The title is Marriage Story, but it’s really about
divorce. That’s a topic director and writer Noah Baumbach has explored previously
in The Squid and the Whale (2005), which
was based in part on his parents’ divorce, and the current film echoes his own
from actress Jennifer Jason Leigh (who gave the script a thumb’s up). We come
in on what looks to be a lovefest, with Nicole (Johannson) and Charlie Barber
(Driver) scribbling all the things they love and admire about the other. Except,
it’s for a mediator.
The impending
divorce is Nicole’s idea and (on the surface) it boils down to a single factor:
New York or LA? Charlie is a hot theatre director in New York City. He has featured
Nicole in his plays for over a decade, which resurrected her career. Outside of
New York, most people remember her for a teenager role in which she bared her
breasts in a trashy Porky’s-like movie.
That was then, but when Nicole is offered a TV role, she yearns to be
independent, leave New York, and move to Los Angeles, where her mother and
sister live. Charlie’s work is in New York, though, and he has a Woody
Allen-like devotion to the city. The two initially agree to part ways without
lawyers, but the complicator is their adorable young son Henry. As you can
imagine, this is a deal-breaker.
Even though Charlie
loves Nicole’s mom and sister at least as much as she does, he is not an LA kind
of guy. He flies west to see Henry, Nicole, and her family only to learn that
Nicole has hired high-powered divorce lawyer Nora Fanshaw (Laura Dern). He too
needs to lawyer-up, or he might lose everything, including all custodial rights
over Henry. (Forget the fact that he has stronger parenting skills than
Nicole!) The proverbial fur flies and issues lingering below the surface emerge.

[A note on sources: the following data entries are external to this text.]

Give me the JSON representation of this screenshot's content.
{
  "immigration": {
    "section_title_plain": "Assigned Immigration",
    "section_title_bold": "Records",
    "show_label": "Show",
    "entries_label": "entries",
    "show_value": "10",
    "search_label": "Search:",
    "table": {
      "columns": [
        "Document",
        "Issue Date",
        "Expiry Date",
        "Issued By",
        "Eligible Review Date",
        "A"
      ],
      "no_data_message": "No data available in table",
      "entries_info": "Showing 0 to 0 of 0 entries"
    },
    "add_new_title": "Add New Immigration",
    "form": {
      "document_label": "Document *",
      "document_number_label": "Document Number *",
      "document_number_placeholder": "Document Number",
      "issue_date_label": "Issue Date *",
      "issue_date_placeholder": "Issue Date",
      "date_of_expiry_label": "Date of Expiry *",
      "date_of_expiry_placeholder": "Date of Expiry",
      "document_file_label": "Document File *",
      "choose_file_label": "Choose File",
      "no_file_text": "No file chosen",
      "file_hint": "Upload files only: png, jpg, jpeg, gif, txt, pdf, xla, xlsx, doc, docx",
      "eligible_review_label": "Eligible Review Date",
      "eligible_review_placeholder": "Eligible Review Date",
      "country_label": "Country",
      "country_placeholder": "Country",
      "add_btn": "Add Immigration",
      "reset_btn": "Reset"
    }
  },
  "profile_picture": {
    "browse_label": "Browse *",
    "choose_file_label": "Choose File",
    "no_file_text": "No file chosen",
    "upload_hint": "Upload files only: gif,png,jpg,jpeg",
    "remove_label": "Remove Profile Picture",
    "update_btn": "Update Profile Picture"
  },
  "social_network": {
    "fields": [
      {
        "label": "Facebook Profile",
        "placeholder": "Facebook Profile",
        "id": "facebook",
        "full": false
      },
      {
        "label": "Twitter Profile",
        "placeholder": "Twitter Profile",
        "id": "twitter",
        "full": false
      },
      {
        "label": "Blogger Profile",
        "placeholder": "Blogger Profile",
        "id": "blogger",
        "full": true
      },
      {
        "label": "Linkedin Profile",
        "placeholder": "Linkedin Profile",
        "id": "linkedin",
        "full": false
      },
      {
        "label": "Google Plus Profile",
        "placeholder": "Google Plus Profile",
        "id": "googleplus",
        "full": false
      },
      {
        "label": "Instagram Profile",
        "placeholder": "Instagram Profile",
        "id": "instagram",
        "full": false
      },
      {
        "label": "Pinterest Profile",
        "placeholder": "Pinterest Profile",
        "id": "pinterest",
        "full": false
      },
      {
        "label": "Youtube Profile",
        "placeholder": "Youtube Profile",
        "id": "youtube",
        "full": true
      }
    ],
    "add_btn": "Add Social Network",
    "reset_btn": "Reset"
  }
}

Of course, the fastest route to losing a lot of things, including huge amounts
of money, is to entrust the future to lawyers who tell you to fight or you’ll
lose everything.
Johannson and
Driver are superb, as you might expect of two of the finest actors of their
generation. Johannson is, at one moment, a bribing mommy and the next, an
ambitious ice queen. In a nice role reversal, Driver is the more vulnerable
partner who cries easily, though he too can be driven over the edge. In short, what
we have is an awkward divorce in which neither Nicole nor Charlie can be genuine,
as they are cast into roles they must play before an avoidable tragedy burns
itself out. Baumbach’s dialogue is tight
and shifts when needs be from tender to acidic. It’s mostly believable, though
it must be said that New York theatre comes across as far weightier and “important”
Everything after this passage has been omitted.